Having gotten through the traffic choke points, my Grab driver indicated we had arrived so I paid and got out in front of the Ministry of Defense building. If you’re interested in a vast display of cannons, you’ll enjoy the view here. On the opposite side of the road was a wall and behind it I can see the roofs of wat styled buildings. I had a choice go left or right. Since I saw the majority of people going right plus the Grab driver should have dropped me at the closest entry point to my destination (Wat Pho), following the crowd was the correct choice. Well, it turned out it wasn’t (going left would have taken me to Wat Pho). After about a 15 minute walk back from the direction I came including wait time (I had to get into the line that I had passed while in the taxi) I got to the entrance gate. It was here that I realized (after seeing the guards in full military uniform) that I was about to enter the Grand Palace Complex. What else could I do? I was already there, so I went to the ticket counter and paid my entrance fee of $500 Baht and proceeded in. The details of which I’ll put in a separate post.

Oh, unlike the soldiers in front of the Ministry of Defense building, the soldiers at and around the Grand Palace don’t appreciate, like or permit their picture being taken. If you ask they will say, “NO” if you don’t ask and get caught, they will just yell, “NO PHOTOS” at you. I decided not to press my luck so I stopped.

After the Grand Palace, whilst walking around the complex, looking for Wat Pho, I was able to find 2 ferry boarding points, to take you to Wat Arun, (which is another top 5 spot to visit in Bangkok) amongst other places and a historic river side, dried seafood market. Although it was quite interesting to see, the aroma was a bit too strong for my liking and coupled with the fact that I still needed to find Wat Pho, I didn’t explore it. Eventually, I managed to find and enter Wat Pho, but I didn’t find the amulet market. I wish I had more time or had properly planned to visit this area but as luck would have it I didn’t and plus it was raining hard which limited exploration and photo taking. If I had to do it all over again, I definitely would plan a whole day in this area.

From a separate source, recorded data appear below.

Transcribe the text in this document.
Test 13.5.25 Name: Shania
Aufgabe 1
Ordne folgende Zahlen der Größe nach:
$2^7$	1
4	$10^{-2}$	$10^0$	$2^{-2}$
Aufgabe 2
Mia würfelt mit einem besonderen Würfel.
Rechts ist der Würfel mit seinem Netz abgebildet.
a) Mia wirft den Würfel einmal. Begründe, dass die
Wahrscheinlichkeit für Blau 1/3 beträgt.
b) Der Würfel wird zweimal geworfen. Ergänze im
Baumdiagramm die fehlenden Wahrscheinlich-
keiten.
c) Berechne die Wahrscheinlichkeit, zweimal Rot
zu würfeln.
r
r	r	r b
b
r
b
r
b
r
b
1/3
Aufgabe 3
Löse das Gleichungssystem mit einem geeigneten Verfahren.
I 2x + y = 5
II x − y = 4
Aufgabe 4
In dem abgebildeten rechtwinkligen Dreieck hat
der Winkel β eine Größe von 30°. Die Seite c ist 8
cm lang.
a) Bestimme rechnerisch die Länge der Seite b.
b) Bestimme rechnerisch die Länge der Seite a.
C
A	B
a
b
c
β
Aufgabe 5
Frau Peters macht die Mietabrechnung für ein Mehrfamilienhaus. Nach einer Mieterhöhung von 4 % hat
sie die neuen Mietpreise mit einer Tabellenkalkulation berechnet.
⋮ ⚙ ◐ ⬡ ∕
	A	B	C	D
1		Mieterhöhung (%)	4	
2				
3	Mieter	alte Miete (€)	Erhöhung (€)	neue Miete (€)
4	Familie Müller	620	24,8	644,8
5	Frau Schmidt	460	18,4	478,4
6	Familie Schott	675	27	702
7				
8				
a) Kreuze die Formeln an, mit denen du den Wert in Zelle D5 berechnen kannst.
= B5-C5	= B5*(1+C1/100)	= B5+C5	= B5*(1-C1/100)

Here’s some tidbits of info. Due to the size of the complexes, it could be a long walk between destinations. I didn’t notice many taxis or tuk tuks around but there were a few here and there at the areas with shops around, like the ferry access points. Be wary of the tuk tuks as they will try to tell you of places they think you should go and will probably take you there even if you say, “no.” There aren’t many people walking around this area at night and it’s not that well lit in most places. I’m not sure why, but Grab taxi in Bangkok is not as convenient or efficient as Chiang Mai, Chiang Rai or even Singapore. It took me an hour to get into the 4th Grab Taxi I booked as the first three cancelled. Maybe it’s just my luck or lack of it but it would be less stressful for you if have an exit plan.